Tilling began over 5,000 years ago with the hooking of a digging stick to an ox, forming a primitive stick plow. In 18th century America, farmers used crude wooden plows pulled by livestock for the tilling of the land. In 1797, Charles Newbold patented the first cast-iron plow, quickly followed by Jethro Wood's 1819 patent for an iron plow with interchangeable parts. Early farming featured intensive labor. Growing a Nation, a website devoted to the story of American agriculture, reports that in 1830, a farmer spent 250 to 300 hours working with a walking plow, brush harrow, sickle and flail to produce 100 bushels of wheat on five acres of land. By the end of the 1800s, manufacturers were producing steel plows, steam tractors and other improved farming implements.
By the mid 1950s, more farms used tractors than horses for farm work. During the 1980s, several farmers began using no-till or low-till methods of farming in order to curb erosion. By 1987, the farmer produced 100 bushels of wheat on three acres of farmland using a tractor, sweep disk, drill, combine and trucks.
Tilling allows for farmers and gardeners to change the structure of the soil in order to prepare a granular seed bed. The farmer integrates cover crops, fertilizers and pre-emergent herbicides into the soil by tilling. The process also allows for the modification of soil structure to effectively take in, store and transmit water. Tilling aids in the elimination of weeds that may compete with crops for resources.
Farmers use plows to till the soil. The plow cuts through the earth, creating a slice of soil that is turned upside down and crumbled. Most farmers use tractors to pull plowing equipment, yet horse-drawn equipment is still utilized. Modern-day plows have the capability of turning up to 20 furrows at a time when pulled behind a tractor, according to the Forest Preserve District of Cook County.
The till system of planting adequately performs the intended functions of breaking up the soil and incorporating amendments. According to Crop Watch at the University of Nebraska-Lincoln, the traditional plow is suitable for poorly drained soils, featuring excellent incorporation and providing a well-tilled seedbed. The chisel-type plow allows for less wind erosion. Disk plowing provides even more erosion protection, yet still allows for the incorporation of nutrients into well-drained soils.

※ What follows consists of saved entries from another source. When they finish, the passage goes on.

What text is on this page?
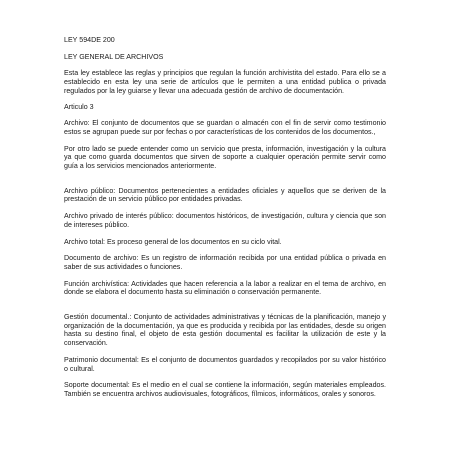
LEY 594DE 200

LEY GENERAL DE ARCHIVOS

Esta ley establece las reglas y principios que regulan la función archivistita del estado. Para ello se a establecido en esta ley una serie de artículos que le permiten a una entidad publica o privada regulados por la ley guiarse y llevar una adecuada gestión de archivo de documentación.

Articulo 3

Archivo: El conjunto de documentos que se guardan o almacén con el fin de servir como testimonio estos se agrupan puede sur por fechas o por características de los contenidos de los documentos.,

Por otro lado se puede entender como un servicio que presta, información, investigación y la cultura ya que como guarda documentos que sirven de soporte a cualquier operación permite servir como guía a los servicios mencionados anteriormente.

Archivo público: Documentos pertenecientes a entidades oficiales y aquellos que se deriven de la prestación de un servicio público por entidades privadas.

Archivo privado de interés público: documentos históricos, de investigación, cultura y ciencia que son de intereses público.

Archivo total: Es proceso general de los documentos en su ciclo vital.

Documento de archivo: Es un registro de información recibida por una entidad pública o privada en saber de sus actividades o funciones.

Función archivística: Actividades que hacen referencia a la labor a realizar en el tema de archivo, en donde se elabora el documento hasta su eliminación o conservación permanente.

Gestión documental.: Conjunto de actividades administrativas y técnicas de la planificación, manejo y organización de la documentación, ya que es producida y recibida por las entidades, desde su origen hasta su destino final, el objeto de esta gestión documental es facilitar la utilización de este y la conservación.

Patrimonio documental: Es el conjunto de documentos guardados y recopilados por su valor histórico o cultural.

Soporte documental: Es el medio en el cual se contiene la información, según materiales empleados. También se encuentra archivos audiovisuales, fotográficos, fílmicos, informáticos, orales y sonoros.
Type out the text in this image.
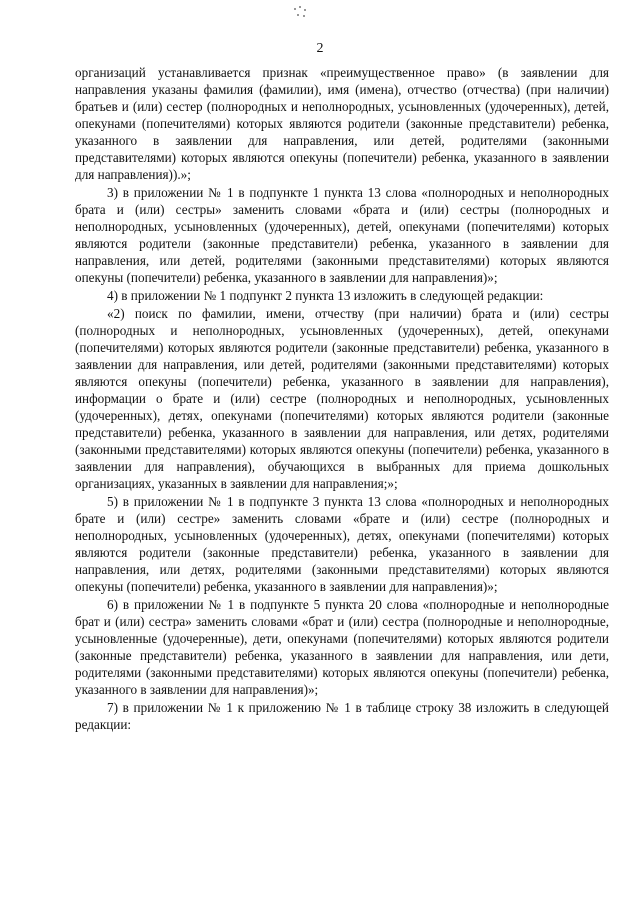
2

организаций устанавливается признак «преимущественное право» (в заявлении для направления указаны фамилия (фамилии), имя (имена), отчество (отчества) (при наличии) братьев и (или) сестер (полнородных и неполнородных, усыновленных (удочеренных), детей, опекунами (попечителями) которых являются родители (законные представители) ребенка, указанного в заявлении для направления, или детей, родителями (законными представителями) которых являются опекуны (попечители) ребенка, указанного в заявлении для направления)).»;

3) в приложении № 1 в подпункте 1 пункта 13 слова «полнородных и неполнородных брата и (или) сестры» заменить словами «брата и (или) сестры (полнородных и неполнородных, усыновленных (удочеренных), детей, опекунами (попечителями) которых являются родители (законные представители) ребенка, указанного в заявлении для направления, или детей, родителями (законными представителями) которых являются опекуны (попечители) ребенка, указанного в заявлении для направления)»;

4) в приложении № 1 подпункт 2 пункта 13 изложить в следующей редакции:

«2) поиск по фамилии, имени, отчеству (при наличии) брата и (или) сестры (полнородных и неполнородных, усыновленных (удочеренных), детей, опекунами (попечителями) которых являются родители (законные представители) ребенка, указанного в заявлении для направления, или детей, родителями (законными представителями) которых являются опекуны (попечители) ребенка, указанного в заявлении для направления), информации о брате и (или) сестре (полнородных и неполнородных, усыновленных (удочеренных), детях, опекунами (попечителями) которых являются родители (законные представители) ребенка, указанного в заявлении для направления, или детях, родителями (законными представителями) которых являются опекуны (попечители) ребенка, указанного в заявлении для направления), обучающихся в выбранных для приема дошкольных организациях, указанных в заявлении для направления;»;

5) в приложении № 1 в подпункте 3 пункта 13 слова «полнородных и неполнородных брате и (или) сестре» заменить словами «брате и (или) сестре (полнородных и неполнородных, усыновленных (удочеренных), детях, опекунами (попечителями) которых являются родители (законные представители) ребенка, указанного в заявлении для направления, или детях, родителями (законными представителями) которых являются опекуны (попечители) ребенка, указанного в заявлении для направления)»;

6) в приложении № 1 в подпункте 5 пункта 20 слова «полнородные и неполнородные брат и (или) сестра» заменить словами «брат и (или) сестра (полнородные и неполнородные, усыновленные (удочеренные), дети, опекунами (попечителями) которых являются родители (законные представители) ребенка, указанного в заявлении для направления, или дети, родителями (законными представителями) которых являются опекуны (попечители) ребенка, указанного в заявлении для направления)»;

7) в приложении № 1 к приложению № 1 в таблице строку 38 изложить в следующей редакции:
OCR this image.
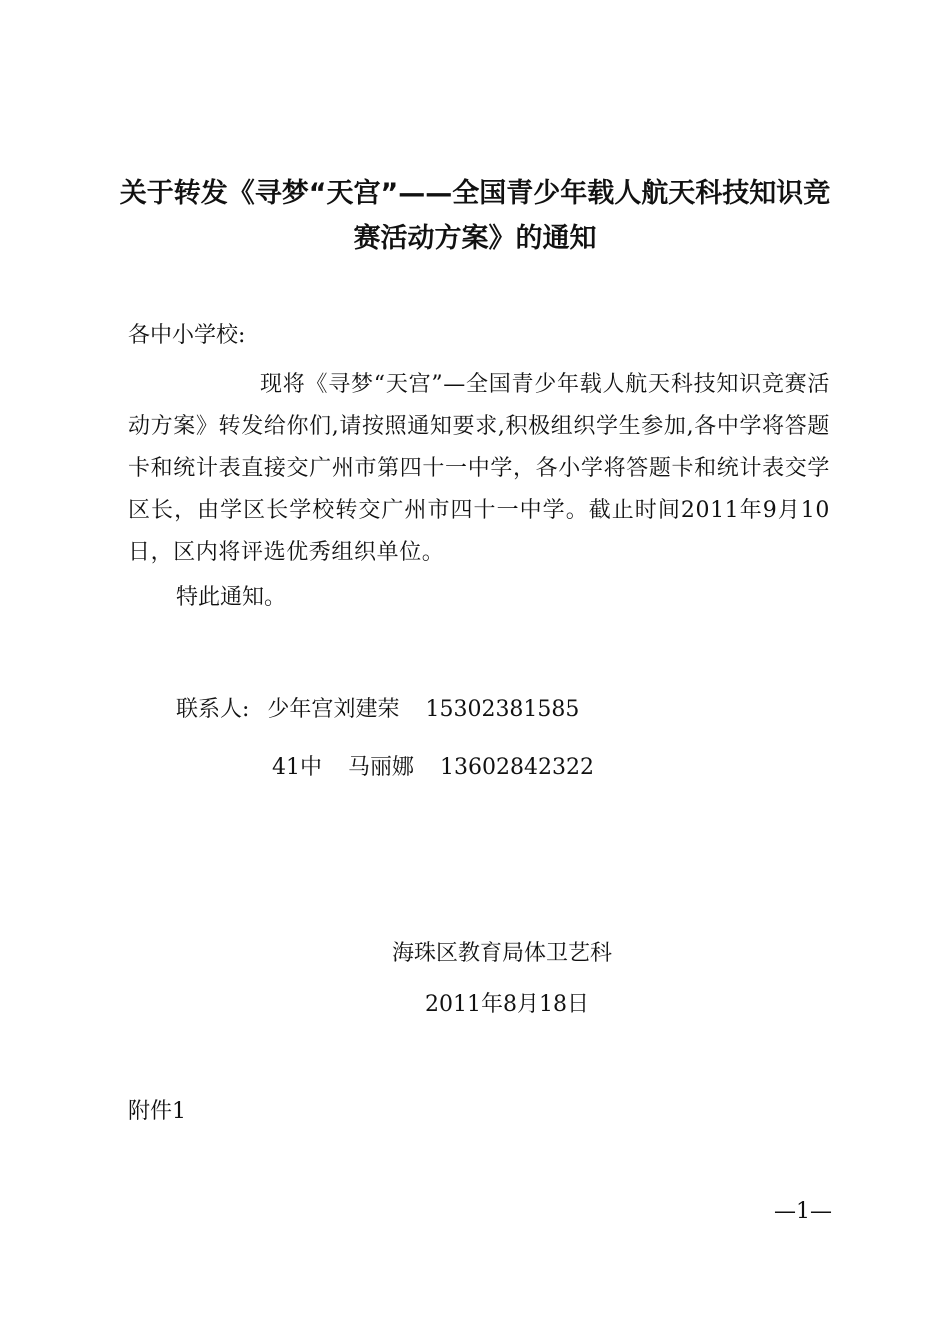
关于转发《寻梦“天宫”——全国青少年载人航天科技知识竞
赛活动方案》的通知
各中小学校:
现将《寻梦“天宫”—全国青少年载人航天科技知识竞赛活动方案》转发给你们,请按照通知要求,积极组织学生参加,各中学将答题卡和统计表直接交广州市第四十一中学，各小学将答题卡和统计表交学区长，由学区长学校转交广州市四十一中学。截止时间2011年9月10日，区内将评选优秀组织单位。
特此通知。
联系人: 少年宫刘建荣 15302381585
41中 马丽娜 13602842322
海珠区教育局体卫艺科
2011年8月18日
附件1
—1—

One of the major factors in the Dust Storms of the 1930s was poor farming practices, including deep plowing in straight rows. Wind and water both act as erosion forces to blow or wash away topsoil, essential in farming and gardening. Tilling allows for greater erosion, allowing the runoff of soil, fertilizers and herbicides. Traditional plowing results in major soil erosion, according to Crop Watch. Chisel and disk plowing methods feature little erosion control, with disk plowing capable of destroying soil structure and compacting wet soil.
Starting in the 1980s, many farmers began turning to the farming process of less-till or no-till planting in order to conserve soil and resources. Ridge planting, strip-tilling and no-till planting offer alternatives to traditional till planting. However, they do not allow for the incorporation provided by traditional tilling. While no-till planting improves both the structure and health of the soil, it also features an increased dependence on herbicides. In 2004, 41 percent of crops grown in the United States used alternative methods to traditional till planting.